Bis vor kurzem funktionierte mein Ethernetanschluss einwandfrei.
Seit ein paar Tagen komme ich aber nicht mehr in mein Routerkonfigurationsmenu.
Mit meinem Laptop klappt es allerdings wunderbar.

Gibt es eine Möglichkeit zu testen, ob der Anschluss ordnungsgemäß funktioniert?


----------



## PC Heini (31. März 2009)

Grüss Dich

Sind beim Netbook die gleichen Netzwerkeinstellungen wie beim Laptop?
Sonst gehste mal in die Systemsteuerung, Netzwerk und schaust obs dort ne falsche Einstellung hat. Dort gibts Dir auch die Verbindung an.


----------



## illuminatus26 (31. März 2009)

Welche Einstellung meinst du denn genau?

Ich habe eigentlich nichts verändert und es funktionierte einfach von den ein auf den anderen Tag nicht mehr.


----------



## PC Heini (31. März 2009)

Bei den Einstellungen dachte ich da an  die Internetoptionen und Netzwerverbindung.
Aber wenn das von einem Tag auf den anderen ging, würde ich auch mal das Kabel vom Netbook zum Router wechseln. Tausche auch mal den Anschluss am Router mit dem Laptop und Netbook aus. Nun noch schnell zum Router selbst; Werden dort die beiden Geräte durch die Ledanzeige angezeigt? Schau auch mal im Gerätemanager nach, ob da noch alles in Ordnung ist. ( Beim Netbook ).


----------



## ronaldh (8. April 2009)

Es geschieht manchmal, dass sich die Netzkarte im Windows abhängt. Hast Du die Netzkarte in den Netzwerkeinstellungen mal deaktiviert und wieder aktiviert?

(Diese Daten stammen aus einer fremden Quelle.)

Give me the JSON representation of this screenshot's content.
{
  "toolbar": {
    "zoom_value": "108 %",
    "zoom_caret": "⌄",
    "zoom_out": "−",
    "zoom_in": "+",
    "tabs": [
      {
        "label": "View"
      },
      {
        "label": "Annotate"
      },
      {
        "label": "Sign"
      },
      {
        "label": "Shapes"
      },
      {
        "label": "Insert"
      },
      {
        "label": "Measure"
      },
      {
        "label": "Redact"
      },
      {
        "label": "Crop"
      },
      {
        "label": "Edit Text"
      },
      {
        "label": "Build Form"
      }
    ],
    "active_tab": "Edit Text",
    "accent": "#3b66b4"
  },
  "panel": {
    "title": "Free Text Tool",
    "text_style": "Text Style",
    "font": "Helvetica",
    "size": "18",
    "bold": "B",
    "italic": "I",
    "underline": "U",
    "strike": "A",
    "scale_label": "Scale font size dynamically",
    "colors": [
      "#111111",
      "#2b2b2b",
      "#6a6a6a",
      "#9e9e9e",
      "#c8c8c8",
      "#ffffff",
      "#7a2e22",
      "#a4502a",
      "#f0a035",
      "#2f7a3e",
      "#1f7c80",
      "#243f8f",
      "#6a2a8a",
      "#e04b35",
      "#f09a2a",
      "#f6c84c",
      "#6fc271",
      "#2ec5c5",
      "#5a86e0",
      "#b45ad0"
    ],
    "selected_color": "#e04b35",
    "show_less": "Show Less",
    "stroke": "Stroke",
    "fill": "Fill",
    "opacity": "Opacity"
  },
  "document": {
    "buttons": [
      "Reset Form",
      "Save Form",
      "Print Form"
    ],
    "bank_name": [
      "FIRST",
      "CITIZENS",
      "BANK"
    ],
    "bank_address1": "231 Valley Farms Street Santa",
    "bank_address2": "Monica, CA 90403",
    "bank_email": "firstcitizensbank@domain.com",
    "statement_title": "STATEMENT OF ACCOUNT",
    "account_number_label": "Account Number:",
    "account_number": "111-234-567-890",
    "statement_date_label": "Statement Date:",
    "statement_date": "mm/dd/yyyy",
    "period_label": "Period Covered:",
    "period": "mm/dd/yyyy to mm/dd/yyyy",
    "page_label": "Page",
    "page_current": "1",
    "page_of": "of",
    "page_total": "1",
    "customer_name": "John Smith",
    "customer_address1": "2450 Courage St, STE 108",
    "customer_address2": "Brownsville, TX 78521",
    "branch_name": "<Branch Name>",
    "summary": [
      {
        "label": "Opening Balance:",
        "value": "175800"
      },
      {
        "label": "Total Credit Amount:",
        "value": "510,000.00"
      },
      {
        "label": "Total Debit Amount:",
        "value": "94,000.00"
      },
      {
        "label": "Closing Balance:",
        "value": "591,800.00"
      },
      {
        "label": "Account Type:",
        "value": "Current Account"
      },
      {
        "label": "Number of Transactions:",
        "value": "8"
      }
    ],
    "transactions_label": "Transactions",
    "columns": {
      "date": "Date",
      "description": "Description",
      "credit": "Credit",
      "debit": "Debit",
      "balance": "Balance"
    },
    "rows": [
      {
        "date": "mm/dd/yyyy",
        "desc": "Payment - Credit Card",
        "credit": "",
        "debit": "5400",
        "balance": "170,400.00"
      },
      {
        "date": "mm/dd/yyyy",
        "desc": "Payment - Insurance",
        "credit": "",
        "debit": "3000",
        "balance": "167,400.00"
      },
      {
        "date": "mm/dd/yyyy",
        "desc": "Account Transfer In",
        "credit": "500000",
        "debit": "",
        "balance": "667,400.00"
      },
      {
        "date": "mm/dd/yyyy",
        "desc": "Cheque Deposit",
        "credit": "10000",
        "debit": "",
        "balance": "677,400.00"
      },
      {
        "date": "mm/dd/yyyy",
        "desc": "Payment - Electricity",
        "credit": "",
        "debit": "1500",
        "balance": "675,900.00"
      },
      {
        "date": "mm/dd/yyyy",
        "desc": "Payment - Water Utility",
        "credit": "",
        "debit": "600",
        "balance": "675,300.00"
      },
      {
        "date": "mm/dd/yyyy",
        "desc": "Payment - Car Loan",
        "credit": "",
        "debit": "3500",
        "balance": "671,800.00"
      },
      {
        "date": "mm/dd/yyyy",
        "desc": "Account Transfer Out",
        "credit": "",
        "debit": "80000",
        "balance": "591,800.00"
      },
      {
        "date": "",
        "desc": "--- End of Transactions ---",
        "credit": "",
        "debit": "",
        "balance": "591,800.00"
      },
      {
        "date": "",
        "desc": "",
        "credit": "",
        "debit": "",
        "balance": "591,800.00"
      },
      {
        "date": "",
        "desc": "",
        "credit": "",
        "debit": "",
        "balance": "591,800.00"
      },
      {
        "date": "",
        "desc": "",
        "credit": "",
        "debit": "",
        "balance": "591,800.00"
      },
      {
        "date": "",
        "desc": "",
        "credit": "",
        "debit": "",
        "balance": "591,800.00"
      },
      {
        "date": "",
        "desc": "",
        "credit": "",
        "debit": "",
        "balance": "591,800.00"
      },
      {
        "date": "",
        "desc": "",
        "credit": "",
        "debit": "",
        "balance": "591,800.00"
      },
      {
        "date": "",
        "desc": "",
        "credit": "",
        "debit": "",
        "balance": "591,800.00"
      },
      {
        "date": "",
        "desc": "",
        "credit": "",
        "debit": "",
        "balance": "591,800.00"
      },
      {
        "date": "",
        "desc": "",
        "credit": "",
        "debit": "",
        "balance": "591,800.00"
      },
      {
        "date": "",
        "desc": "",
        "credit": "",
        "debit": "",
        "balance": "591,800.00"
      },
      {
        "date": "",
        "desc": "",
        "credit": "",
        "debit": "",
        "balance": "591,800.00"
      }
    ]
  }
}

Ist das Häkchen in den Eigenschaften der LAN Verbindung gesetzt "Symbol bei Verbindung im Infobereich anzeigen" gesetzt? Falls nicht, solltest Du es setzen, dann sieht man auf einen Blick, ob Netzverbindung vorhanden ist.

Vorausgesetzt, Du arbeitest mit Windows, dass hast Du leider nicht mitgeteilt.

Grüsse
ronaldh


----------